Dozens of tickets for Scotland’s opening World Cup match against Haiti were being listed on third-party resale websites just over a week before kickoff, with prices swinging from below face value to more than $2,000. The listings arrived as Scotland’s campaign was closing in on its June 12 start in Boston, giving fans a sharp look at how quickly 2026 world cup ticket prices have become a moving target.
The original sale price for Scotland’s opening-match tickets in Boston was between £53 and £380, but one ticket seen on a third-party site was listed at less than £200 while other seats had been pushed far higher. The spread is part of why the resale market has become such a flashpoint for supporters trying to plan a trip that is now less than two weeks away.

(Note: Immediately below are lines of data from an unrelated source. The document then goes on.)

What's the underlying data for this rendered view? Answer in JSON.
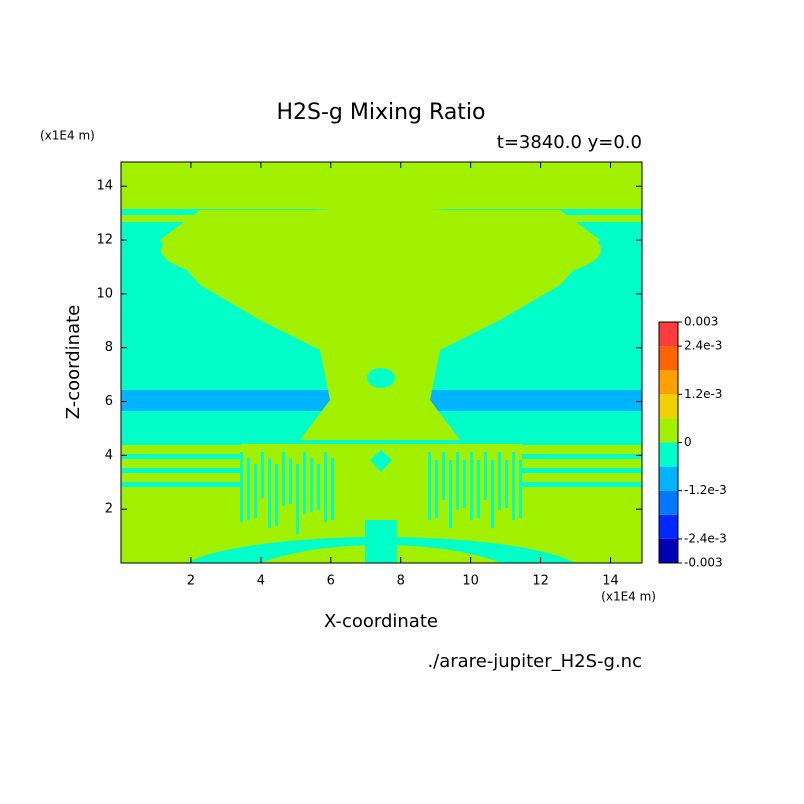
{
  "chart_data": {
    "type": "contour",
    "title": "H2S-g Mixing Ratio",
    "subtitle": "t=3840.0 y=0.0",
    "x_label": "X-coordinate",
    "y_label": "Z-coordinate",
    "x_unit": "(x1E4 m)",
    "y_unit": "(x1E4 m)",
    "source": "./arare-jupiter_H2S-g.nc",
    "xlim": [
      0,
      14.9
    ],
    "ylim": [
      0,
      14.9
    ],
    "xticks": [
      2,
      4,
      6,
      8,
      10,
      12,
      14
    ],
    "yticks": [
      2,
      4,
      6,
      8,
      10,
      12,
      14
    ],
    "colorbar": {
      "levels": [
        -0.003,
        -0.0024,
        -0.0018,
        -0.0012,
        -0.0006,
        0,
        0.0006,
        0.0012,
        0.0018,
        0.0024,
        0.003
      ],
      "colors": [
        "#0000b4",
        "#0028ff",
        "#0078ff",
        "#00b4ff",
        "#00ffc8",
        "#a0f000",
        "#f0d000",
        "#ffa000",
        "#ff6400",
        "#ff3c3c"
      ],
      "ticks": [
        0.003,
        {
          "value": 0.0024,
          "label": "2.4e-3"
        },
        {
          "value": 0.0012,
          "label": "1.2e-3"
        },
        0,
        {
          "value": -0.0012,
          "label": "-1.2e-3"
        },
        {
          "value": -0.0024,
          "label": "-2.4e-3"
        },
        -0.003
      ]
    }
  }
}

Gavin Noon said the tickets had been sold in an “absolutely shambolic way” and accused Fifa of sending mixed messages to fans. He said the governing body had told people the tournament would sell out and that tickets would be so scarce they would have to pay £1,200 to attend every match, even as whole sections for “less desirable” games were being moved through secondary resale sites at less than a third of face value. Noon also said Fifa had been left with “tens of thousands” of unsold tickets.
That clash matters because the scramble is not happening in a vacuum. The Times reported that Fifa was working with resale sites to shift thousands of unsold tickets, even after it had warned fans against using such platforms. Fifa’s own resale site charges buyers and sellers 15% on resold tickets, and some Scotland opening-match tickets have already appeared there for more than $2,000. The attorneys general of New York and New Jersey launched an investigation into Fifa’s practices last week, and New Jersey attorney general Jennifer Davenport described the process as a “gauntlet of confusion, fake scarcity and impossibly high prices.”
The people squeezed hardest are not just Scotland supporters chasing a seat. Fans from Haiti will be unable to attend because they have been banned from entering the United States, which leaves the opening match with a narrow and confusing path for buyers at exactly the point when demand should be settling. What remains unclear is how many tickets are still unsold overall, and which resale sites Fifa is using to move them before Scotland walks out in Boston on June 12.